À ceux et celles qui ne comprennent pas le silence ou qui le connaissent trop bien, il est parfois le seul allié auquel se raccrocher pour se protéger et survivre dans un climat de danger immédiat.
Quand parler devient un risque de danger, le silence s’impose.
Il est vrai que le silence peut protéger, mais il est tout autant vrai que ce même silence protège l’agresseur plus que la victime elle-même. C’est le principe même du degré de l’emprise de l’agresseur sur sa victime.
Quand après coup, on demande à la victime qui ose parler:
– pourquoi n’as tu rien dit ?
– pourquoi tu n’es pas parti ?
– Pourquoi n’as tu pas fait ceci ou cela ?
– pourquoi, pourquoi, pourquoi ????
La victime ne se sent absolument pas accueillie dans son épreuve à ce moment-là et se referme encore plus sur elle-même. Elle pense être coupable, elle a perdu confiance en elle, se sent responsable de son silence et de ce qu’elle a subi. Elle n’a rien dit. Elle a fait semblant. Elle a accepté sa maltraitance et l’a mise sous silence.
Elle se sent bête, idiote, ridicule, humiliée, traumatisée, torturée, dévastée.
Elle a honte d’avoir échoué à faire ce qui semble si évident à faire apparemment.
Avant de le vivre elle-même, elle aurait certainement réagit comme eux face à une victime.
Incomprise et consciente de la situation, elle a encore plus honte de son silence. Elle se sent encore plus nulle.
Le silence a été sa survie et l’objet d’une emprise supplémentaire. Elle ne savait pas. Maintenant oui.
Le silence, quand il est sous emprise, donne l’impression d’être le seul et unique moyen de survie.
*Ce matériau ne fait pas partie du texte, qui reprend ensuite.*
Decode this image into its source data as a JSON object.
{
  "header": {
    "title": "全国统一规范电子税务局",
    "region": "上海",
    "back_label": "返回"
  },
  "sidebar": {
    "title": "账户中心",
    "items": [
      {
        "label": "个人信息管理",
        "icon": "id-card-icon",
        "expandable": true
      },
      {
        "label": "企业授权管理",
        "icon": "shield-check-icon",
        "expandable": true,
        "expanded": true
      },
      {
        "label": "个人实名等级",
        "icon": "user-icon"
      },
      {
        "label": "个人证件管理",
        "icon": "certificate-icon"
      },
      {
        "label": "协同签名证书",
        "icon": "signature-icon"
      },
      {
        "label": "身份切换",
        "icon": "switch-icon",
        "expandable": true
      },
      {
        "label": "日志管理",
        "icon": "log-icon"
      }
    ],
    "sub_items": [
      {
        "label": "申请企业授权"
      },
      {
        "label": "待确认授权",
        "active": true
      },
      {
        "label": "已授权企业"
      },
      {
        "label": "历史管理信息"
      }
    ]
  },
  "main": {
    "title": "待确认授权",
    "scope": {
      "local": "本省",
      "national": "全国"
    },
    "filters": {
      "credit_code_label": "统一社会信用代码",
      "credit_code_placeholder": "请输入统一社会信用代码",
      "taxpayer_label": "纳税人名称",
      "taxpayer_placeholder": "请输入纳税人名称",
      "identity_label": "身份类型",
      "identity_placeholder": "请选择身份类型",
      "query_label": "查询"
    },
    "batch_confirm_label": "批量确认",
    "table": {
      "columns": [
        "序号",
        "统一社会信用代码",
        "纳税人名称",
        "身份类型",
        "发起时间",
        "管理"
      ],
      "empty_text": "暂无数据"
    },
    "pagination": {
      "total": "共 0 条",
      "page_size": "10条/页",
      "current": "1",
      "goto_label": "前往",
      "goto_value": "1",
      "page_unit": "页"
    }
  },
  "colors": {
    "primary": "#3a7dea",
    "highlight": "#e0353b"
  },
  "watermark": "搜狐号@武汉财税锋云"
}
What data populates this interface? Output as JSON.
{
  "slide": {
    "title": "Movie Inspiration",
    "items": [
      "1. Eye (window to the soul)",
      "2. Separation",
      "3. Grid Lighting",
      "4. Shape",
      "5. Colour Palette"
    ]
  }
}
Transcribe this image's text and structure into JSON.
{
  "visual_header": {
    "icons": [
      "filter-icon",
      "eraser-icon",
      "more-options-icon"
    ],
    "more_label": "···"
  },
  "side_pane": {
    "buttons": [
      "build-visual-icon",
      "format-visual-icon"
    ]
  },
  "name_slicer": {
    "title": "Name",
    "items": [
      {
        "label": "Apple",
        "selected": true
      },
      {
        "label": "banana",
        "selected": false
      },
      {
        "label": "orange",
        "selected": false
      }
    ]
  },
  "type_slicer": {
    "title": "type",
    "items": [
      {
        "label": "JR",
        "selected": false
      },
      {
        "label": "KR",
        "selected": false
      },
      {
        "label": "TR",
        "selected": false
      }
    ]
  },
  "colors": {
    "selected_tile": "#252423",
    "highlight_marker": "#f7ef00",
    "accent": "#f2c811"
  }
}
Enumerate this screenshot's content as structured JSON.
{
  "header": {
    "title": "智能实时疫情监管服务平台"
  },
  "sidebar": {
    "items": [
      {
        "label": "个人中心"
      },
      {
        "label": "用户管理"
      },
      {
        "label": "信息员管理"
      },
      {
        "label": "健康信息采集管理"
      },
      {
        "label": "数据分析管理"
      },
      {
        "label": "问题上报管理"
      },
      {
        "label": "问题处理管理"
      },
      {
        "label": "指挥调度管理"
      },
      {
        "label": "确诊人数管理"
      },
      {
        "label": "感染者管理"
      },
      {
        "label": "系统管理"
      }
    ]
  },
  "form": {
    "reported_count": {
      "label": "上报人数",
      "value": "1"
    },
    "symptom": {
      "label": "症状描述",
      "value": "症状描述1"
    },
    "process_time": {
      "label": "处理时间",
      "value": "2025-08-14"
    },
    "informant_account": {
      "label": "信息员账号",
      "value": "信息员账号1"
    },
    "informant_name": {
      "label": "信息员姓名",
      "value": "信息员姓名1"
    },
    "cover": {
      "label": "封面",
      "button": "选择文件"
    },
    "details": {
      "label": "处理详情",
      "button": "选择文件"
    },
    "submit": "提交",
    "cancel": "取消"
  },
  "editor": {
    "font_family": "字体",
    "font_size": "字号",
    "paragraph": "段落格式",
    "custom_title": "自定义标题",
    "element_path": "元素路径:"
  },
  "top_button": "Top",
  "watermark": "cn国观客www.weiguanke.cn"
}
Avec le temps et le recul, on comprends que celui-ci finit par dévaster et tuer de l’intérieur à force de vouloir se protéger de son agresseur qui lui par contre a très bien compris. Il sait utiliser le silence de sa victime pour se protéger avant tout lui-même. Il a le contrôle.
Si le silence est le premier à s’instaurer il est aussi le dernier à se libérer et tant qu’il règne l’emprise est encore là.
Rompre le silence, même des années après ( ou des vies après) c’est arriver à rompre l’emprise, même si les jambes tremblent encore et le coeur hurle sa peur.
Des victimes se taisent encore, même si elles ont quitté leurs agresseurs. C’est un processus long et délicat de guérison d’un traumatisme profond et extrêmement violent pour arriver à se libérer totalement de l’emprise du silence. C’est parfois une question de vie ou de mort et ce n’est absolument pas démesuré. c’est à la mesure du danger.
À l’échelle de l’âme l’épreuve du silence est un enseignement complexe, parfois périlleux.
Savoir utiliser le silence tout autant que la parole est un apprentissage non sans difficultés et prend du temps. C’est un cheminement au service de l’évolution.